With that change, the composition of the C-suite also needs to change. “Traditional roles are losing value,” Scott notes. “Leadership needs to be re-engineered to complement the role of AI systems.” And it will absolutely take a new kind of board, he insists. He recommends reading The Fifth Discipline by Peter M. Senge.   

What the C-Suite Should Know About AI

The C-suite learning agenda should include three questions about artificial intelligence, according to Vladimir Kovacevic, co-founder and managing partner at Inovatec, Burnaby, British Columbia.
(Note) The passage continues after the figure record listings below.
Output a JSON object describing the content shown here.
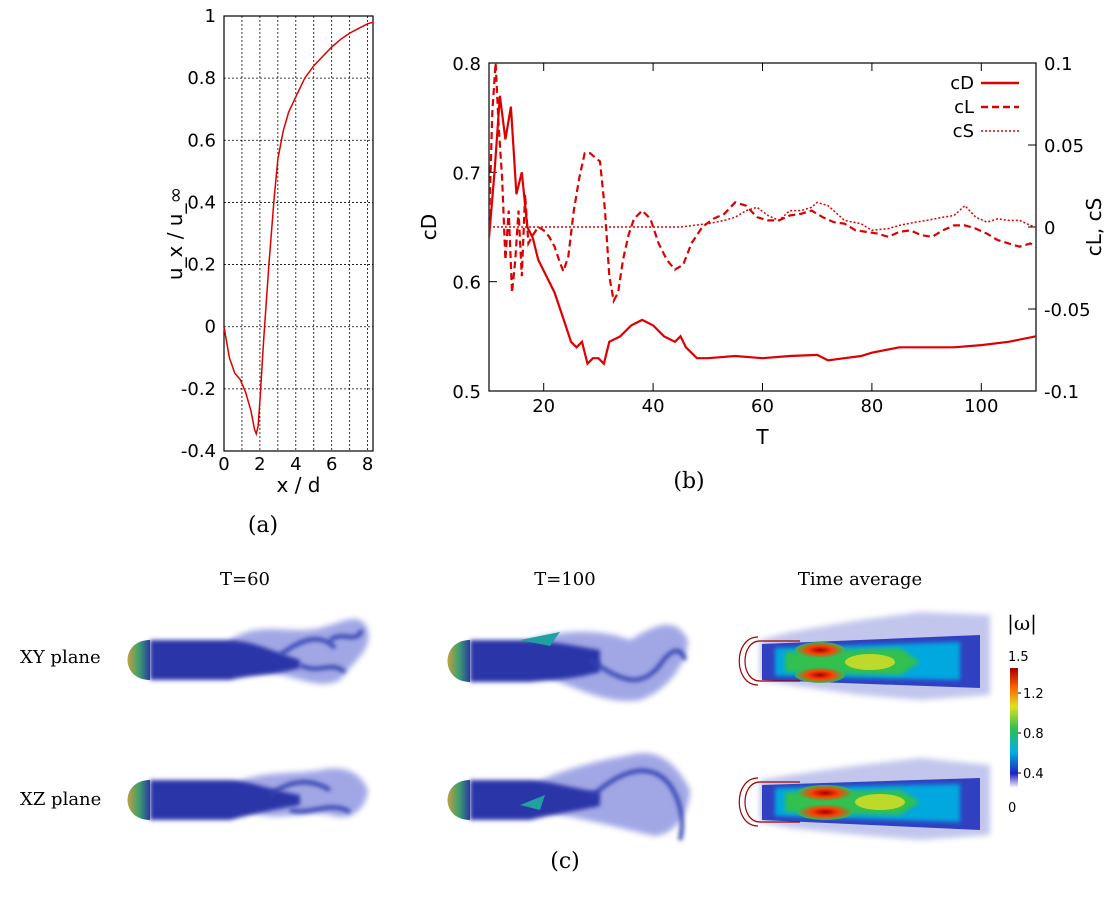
{
  "chart_data": [
    {
      "type": "line",
      "caption": "(a)",
      "xlabel": "x / d",
      "ylabel": "u_x / u_∞",
      "xlim": [
        0,
        8.3
      ],
      "ylim": [
        -0.4,
        1
      ],
      "xticks": [
        0,
        2,
        4,
        6,
        8
      ],
      "yticks": [
        -0.4,
        -0.2,
        0,
        0.2,
        0.4,
        0.6,
        0.8,
        1
      ],
      "grid": true,
      "series": [
        {
          "color": "#dd0000",
          "x": [
            0,
            0.3,
            0.6,
            0.9,
            1.2,
            1.5,
            1.7,
            1.8,
            1.9,
            2.0,
            2.2,
            2.5,
            2.8,
            3.0,
            3.3,
            3.6,
            4.0,
            4.5,
            5.0,
            5.5,
            6.0,
            6.5,
            7.0,
            7.5,
            8.0,
            8.3
          ],
          "y": [
            0,
            -0.1,
            -0.15,
            -0.17,
            -0.21,
            -0.27,
            -0.33,
            -0.345,
            -0.32,
            -0.24,
            -0.05,
            0.2,
            0.42,
            0.54,
            0.63,
            0.69,
            0.74,
            0.8,
            0.84,
            0.87,
            0.9,
            0.925,
            0.945,
            0.96,
            0.975,
            0.98
          ]
        }
      ]
    },
    {
      "type": "line",
      "caption": "(b)",
      "xlabel": "T",
      "ylabel": "cD",
      "ylabel_right": "cL, cS",
      "xlim": [
        10,
        110
      ],
      "ylim": [
        0.5,
        0.8
      ],
      "ylim_right": [
        -0.1,
        0.1
      ],
      "xticks": [
        20,
        40,
        60,
        80,
        100
      ],
      "yticks": [
        0.5,
        0.6,
        0.7,
        0.8
      ],
      "yticks_right": [
        -0.1,
        -0.05,
        0,
        0.05,
        0.1
      ],
      "yticks_right_labels": [
        "-0.1",
        "-0.05",
        "0",
        "0.05",
        "0.1"
      ],
      "grid": false,
      "legend_position": "top-right",
      "series": [
        {
          "name": "cD",
          "axis": "left",
          "dash": "solid",
          "color": "#dd0000",
          "x": [
            10,
            11,
            12,
            13,
            14,
            15,
            16,
            17,
            18,
            19,
            20,
            22,
            24,
            25,
            26,
            27,
            28,
            29,
            30,
            31,
            32,
            34,
            36,
            38,
            40,
            42,
            44,
            45,
            46,
            48,
            50,
            55,
            60,
            65,
            70,
            72,
            75,
            78,
            80,
            85,
            90,
            95,
            100,
            105,
            110
          ],
          "y": [
            0.64,
            0.7,
            0.77,
            0.73,
            0.76,
            0.68,
            0.7,
            0.65,
            0.64,
            0.62,
            0.61,
            0.59,
            0.56,
            0.545,
            0.54,
            0.545,
            0.525,
            0.53,
            0.53,
            0.525,
            0.545,
            0.55,
            0.56,
            0.565,
            0.56,
            0.55,
            0.545,
            0.55,
            0.54,
            0.53,
            0.53,
            0.532,
            0.53,
            0.532,
            0.533,
            0.528,
            0.53,
            0.532,
            0.535,
            0.54,
            0.54,
            0.54,
            0.542,
            0.545,
            0.55
          ]
        },
        {
          "name": "cL",
          "axis": "right",
          "dash": "dashed",
          "color": "#dd0000",
          "x": [
            10,
            10.6,
            11.2,
            11.8,
            12.4,
            13,
            13.6,
            14.2,
            14.8,
            15.4,
            16,
            16.6,
            17.2,
            18,
            19,
            20,
            21,
            22,
            23,
            23.6,
            24.5,
            25.5,
            26.5,
            27.5,
            28.5,
            29.5,
            30.3,
            31.2,
            32,
            32.8,
            33.6,
            34.5,
            35.5,
            36.5,
            38,
            39.5,
            41,
            42.5,
            44,
            45.5,
            47,
            49,
            51,
            53,
            55,
            57,
            59,
            61,
            63,
            65,
            67,
            69,
            71,
            73,
            75,
            77,
            79,
            81,
            83,
            85,
            87,
            89,
            91,
            93,
            95,
            97,
            99,
            101,
            103,
            105,
            107,
            109,
            110
          ],
          "y": [
            0,
            0.07,
            0.1,
            0.06,
            0.03,
            -0.02,
            0.01,
            -0.04,
            -0.02,
            0.01,
            -0.03,
            0.02,
            -0.01,
            -0.005,
            0,
            -0.002,
            -0.006,
            -0.012,
            -0.022,
            -0.027,
            -0.018,
            0.01,
            0.03,
            0.045,
            0.045,
            0.042,
            0.04,
            0.01,
            -0.03,
            -0.045,
            -0.04,
            -0.02,
            -0.005,
            0.005,
            0.01,
            0.005,
            -0.01,
            -0.02,
            -0.026,
            -0.023,
            -0.01,
            0,
            0.005,
            0.008,
            0.015,
            0.013,
            0.006,
            0.004,
            0.004,
            0.007,
            0.008,
            0.01,
            0.006,
            0.003,
            0.002,
            -0.002,
            -0.003,
            -0.004,
            -0.006,
            -0.003,
            -0.002,
            -0.005,
            -0.006,
            -0.002,
            0.001,
            0.001,
            -0.001,
            -0.004,
            -0.008,
            -0.01,
            -0.012,
            -0.01,
            -0.012
          ]
        },
        {
          "name": "cS",
          "axis": "right",
          "dash": "dotted",
          "color": "#dd0000",
          "x": [
            10,
            45,
            50,
            53,
            55,
            57,
            59,
            61,
            63,
            65,
            67,
            69,
            70,
            72,
            75,
            78,
            80,
            83,
            85,
            88,
            90,
            93,
            95,
            97,
            99,
            101,
            103,
            105,
            107,
            109,
            110
          ],
          "y": [
            0,
            0,
            0.002,
            0.004,
            0.006,
            0.01,
            0.012,
            0.007,
            0.004,
            0.01,
            0.01,
            0.012,
            0.015,
            0.013,
            0.004,
            0.002,
            -0.002,
            -0.001,
            0.001,
            0.003,
            0.004,
            0.006,
            0.007,
            0.013,
            0.006,
            0.003,
            0.005,
            0.004,
            0.004,
            0.001,
            0
          ]
        }
      ]
    }
  ],
  "panel_c": {
    "caption": "(c)",
    "column_titles": [
      "T=60",
      "T=100",
      "Time average"
    ],
    "row_labels": [
      "XY plane",
      "XZ plane"
    ],
    "colorbar": {
      "title": "|ω|",
      "max_label": "1.5",
      "tick_labels": [
        "1.2",
        "0.8",
        "0.4"
      ],
      "min_label": "0",
      "colors": [
        "#ffffff",
        "#2020c0",
        "#00b0e0",
        "#30c050",
        "#e0e020",
        "#ff6000",
        "#a00000"
      ]
    }
  }
}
  1. Does your lending infrastructure work with AI? This is critical, Kovacevic says, because AI can’t be bolted onto a legacy system. To properly leverage various services and solutions, a lender needs core systems built to support or embed AI from the ground up. If the answer is no, look to replace and upgrade the legacy infrastructure. 
  2. Are current processes and policies precisely documented? And is there a workflow that’s consistently used and followed? If not, fix this. You need that vision to identify what parts of the process can be automated, improved or augmented by AI solutions. Defining your process also makes it possible to build proper business cases and demonstrate the return on specific AI investments.
  3. Is there an in-house AI center of expertise? Or will a partner be engaged to assess and recommend the appropriate solutions? Jump right into this alongside steps 1 and 2, as it will take time for in-house resources to get trained and up to speed, even to work with an expert partner. cues icon

Richard Gamble writes from Grand Junction, Colorado.